To relate proteomic biomarkers of intra-amniotic infection to cord blood IL-6 and to use the latter as the primary marker of fetal inflammatory response.
Women with intra-amniotic inflammation delivered at an earlier gestational age (analysis of variance, P<0.001) and had higher AF IL-6 levels (P<0.001). At birth, neonates of women with severe intra-amniotic inflammation had higher cord blood IL-6 levels (P=0.002) and a higher frequency of EONS (P=0.002). EONS was characterised by significantly elevated cord blood IL-6 levels (P<0.001). Of the 39 neonates delivered by mothers with minimal intra-amniotic inflammation, 15 (39%) neonates had umbilical cord blood IL-6 levels above the mean for the group and 2 neonates had confirmed sepsis. The severity of the neutrophilic infiltrate in the chorionic plate (P<0.001), choriodecidua (P=0.002), umbilical cord (P<0.001) but not in the amnion (P>0.05) was an independent predictor of the cord blood-to-AF IL-6 ratio.

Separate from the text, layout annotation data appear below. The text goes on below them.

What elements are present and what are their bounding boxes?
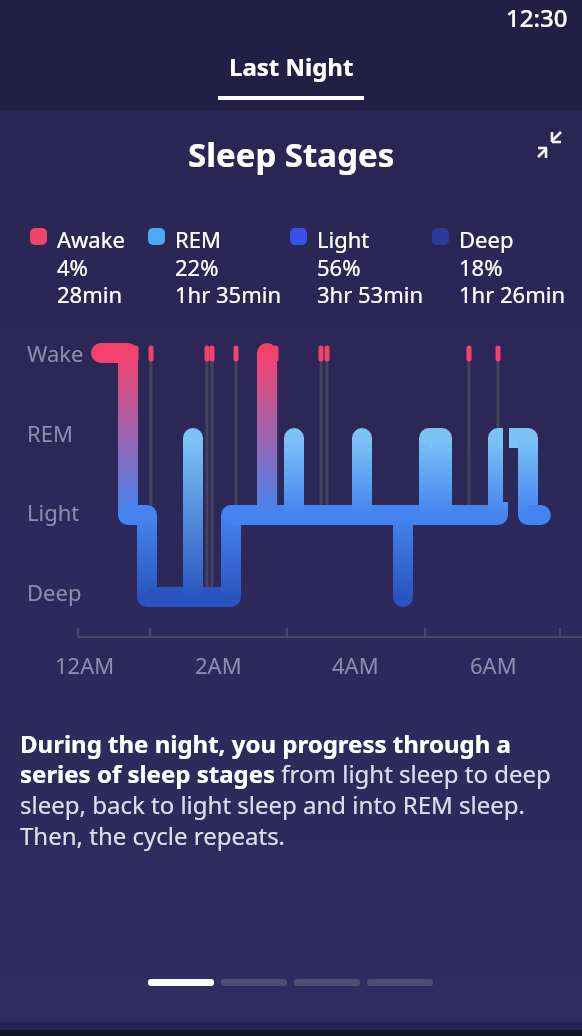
staticText: 12AM [55,650,115,680]
staticText: Sleep Stages [188,132,395,177]
staticText: Deep [459,224,514,254]
staticText: 18% [459,252,503,282]
staticText: Light [27,497,80,527]
button[interactable]: Last Night [218,50,364,100]
staticText: REM [27,418,73,448]
staticText: Deep [27,577,82,607]
staticText: Light [317,224,370,254]
staticText: 28min [57,279,123,309]
staticText: 3hr 53min [317,279,423,309]
staticText: 1hr 35min [175,279,281,309]
button[interactable] [530,124,566,160]
staticText: 4AM [332,650,379,680]
button[interactable] [367,979,433,986]
staticText: REM [175,224,221,254]
staticText: 6AM [470,650,517,680]
staticText: 2AM [195,650,242,680]
button[interactable] [148,979,214,986]
staticText: 4% [57,252,88,282]
button[interactable] [221,979,287,986]
staticText: 12:30 [506,1,568,34]
staticText: Last Night [229,50,354,83]
button[interactable] [294,979,360,986]
staticText: 22% [175,252,219,282]
staticText: 56% [317,252,361,282]
staticText: Awake [57,224,125,254]
staticText: Wake [27,338,84,368]
staticText: 1hr 26min [459,279,565,309]
staticText: During the night, you progress through a… [20,727,551,852]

Relationships were maintained following correction for gestational age, birthweight, amniocentesis-to-delivery interval, caesarean delivery, status of the membranes, race, MR score and antibiotics and steroid exposure.

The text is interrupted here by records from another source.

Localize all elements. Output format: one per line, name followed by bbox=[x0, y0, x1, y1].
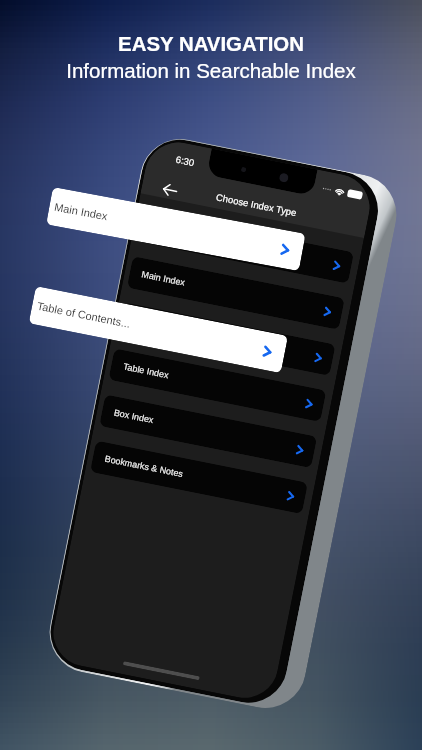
button[interactable] bbox=[136, 210, 354, 284]
button[interactable]: Main Index bbox=[46, 187, 306, 271]
staticText: Choose Index Type bbox=[215, 191, 298, 218]
staticText: 6:30 bbox=[175, 154, 196, 168]
button[interactable]: Table of Contents... bbox=[29, 286, 288, 373]
staticText: EASY NAVIGATION bbox=[118, 33, 304, 56]
staticText: Information in Searchable Index bbox=[66, 59, 356, 82]
button[interactable]: Back bbox=[157, 177, 183, 203]
button[interactable]: Box Index bbox=[99, 394, 317, 468]
staticText: Table of Contents... bbox=[36, 300, 132, 330]
staticText: Main Index bbox=[141, 269, 187, 288]
staticText: Table Index bbox=[122, 361, 170, 380]
button[interactable]: Main Index bbox=[127, 256, 345, 330]
staticText: Main Index bbox=[53, 201, 109, 222]
button[interactable]: Table of Contents... bbox=[118, 302, 336, 376]
staticText: Bookmarks & Notes bbox=[104, 454, 184, 479]
staticText: Table of Contents... bbox=[132, 315, 210, 340]
button[interactable]: Bookmarks & Notes bbox=[90, 440, 308, 514]
button[interactable]: Table Index bbox=[108, 348, 326, 422]
staticText: Box Index bbox=[113, 408, 155, 425]
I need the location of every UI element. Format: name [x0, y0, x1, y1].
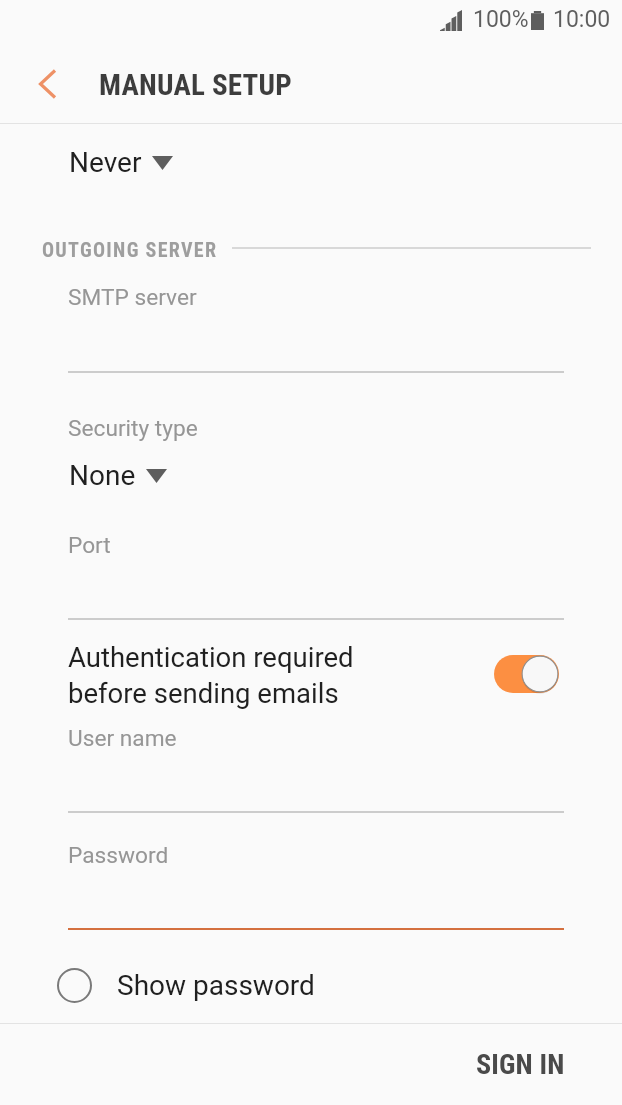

We provide evidence that presence of proteomic biomarkers characteristic of inflammation in the AF is associated with an increased inflammatory status of the fetus at birth. Neonates mount an increased inflammatory status and have positive blood cultures even in the context of minimal intra-amniotic inflammation.
确定羊水(AF)中炎症特征性生物标志物(防御素2和1以及钙粒蛋白C和A)的存在与出生时胎儿炎症状态之间的关系。
前瞻性观察队列研究。
三级转诊大学医院。
132名连续的母亲(孕周,中位数[四分位间距]:29.6[24.1 - 33.1]周),她们因临床需要进行羊膜腔穿刺术以排除感染及其新生儿。

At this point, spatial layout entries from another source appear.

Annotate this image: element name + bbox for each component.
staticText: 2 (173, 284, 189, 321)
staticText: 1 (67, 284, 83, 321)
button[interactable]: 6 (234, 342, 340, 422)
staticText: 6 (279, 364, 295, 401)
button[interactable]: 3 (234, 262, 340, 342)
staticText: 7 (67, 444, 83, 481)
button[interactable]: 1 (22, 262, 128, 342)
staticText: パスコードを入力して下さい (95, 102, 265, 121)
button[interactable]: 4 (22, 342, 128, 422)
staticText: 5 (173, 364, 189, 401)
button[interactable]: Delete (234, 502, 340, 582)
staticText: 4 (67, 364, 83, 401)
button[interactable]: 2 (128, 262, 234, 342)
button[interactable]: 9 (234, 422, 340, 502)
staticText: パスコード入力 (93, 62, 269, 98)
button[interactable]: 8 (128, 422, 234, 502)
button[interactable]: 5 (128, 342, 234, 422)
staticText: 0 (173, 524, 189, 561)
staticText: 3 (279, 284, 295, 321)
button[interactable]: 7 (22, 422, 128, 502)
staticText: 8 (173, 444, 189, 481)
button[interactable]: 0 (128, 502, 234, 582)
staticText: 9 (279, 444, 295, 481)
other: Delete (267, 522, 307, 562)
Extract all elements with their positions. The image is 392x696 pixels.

通过基质辅助激光解吸电离飞行时间质谱(SELDI - TOF)诊断羊膜腔内炎症。羊水蛋白质组指纹图谱(质量限制[MR]评分)范围为0 - 4(从无生物标志物到所有生物标志物均存在)。根据蛋白质组学生物标志物的数量对羊膜腔内炎症强度进行分级:MR评分为0:“无”炎症,MR评分为1 - 2:“轻度”炎症,MR评分为3 - 4:“重度”炎症。所有产妇在分娩时采集脐血。组织学绒毛膜羊膜炎和早发型新生儿败血症(EONS)的严重程度根据既定的组织学和血液学标准确定。通过灵敏的免疫测定法测量白细胞介素 - 6(IL - 6)水平。脐血与羊水IL - 6比值用作胎儿与羊水腔室中差异炎症反应的指标。
将羊膜腔内感染的蛋白质组学生物标志物与脐血IL - 6相关联,并将后者用作胎儿炎症反应的主要标志物。
患有羊膜腔内炎症的女性分娩孕周更早(方差分析,P<0.001)且羊水IL - 6水平更高(P<0.001)。分娩时,患有严重羊膜腔内炎症的女性的新生儿脐血IL - 6水平更高(P = 0.002)且EONS发生率更高(P = 0.002)。EONS的特征是脐血IL - 6水平显著升高(P<0.001)。在39名由患有轻度羊膜腔内炎症的母亲分娩的新生儿中,15名(39%)新生儿的脐血IL - 6水平高于该组平均值,2名新生儿确诊败血症。绒毛膜板(P<0.001)、绒毛蜕膜(P = 0.002)、脐带(P<0.001)而非羊膜(P>0.05)中嗜中性粒细胞浸润的严重程度是脐血与羊水IL - 6比值的独立预测因素。在校正孕周、出生体重、羊膜腔穿刺至分娩间隔、剖宫产、胎膜状态、种族、MR评分以及抗生素和类固醇暴露后,这些关系仍然成立。
我们提供的证据表明,羊水中炎症特征性蛋白质组学生物标志物的存在与出生时胎儿炎症状态增加有关。即使在羊膜腔内炎症轻微的情况下,新生儿的炎症状态也会增加且血培养呈阳性。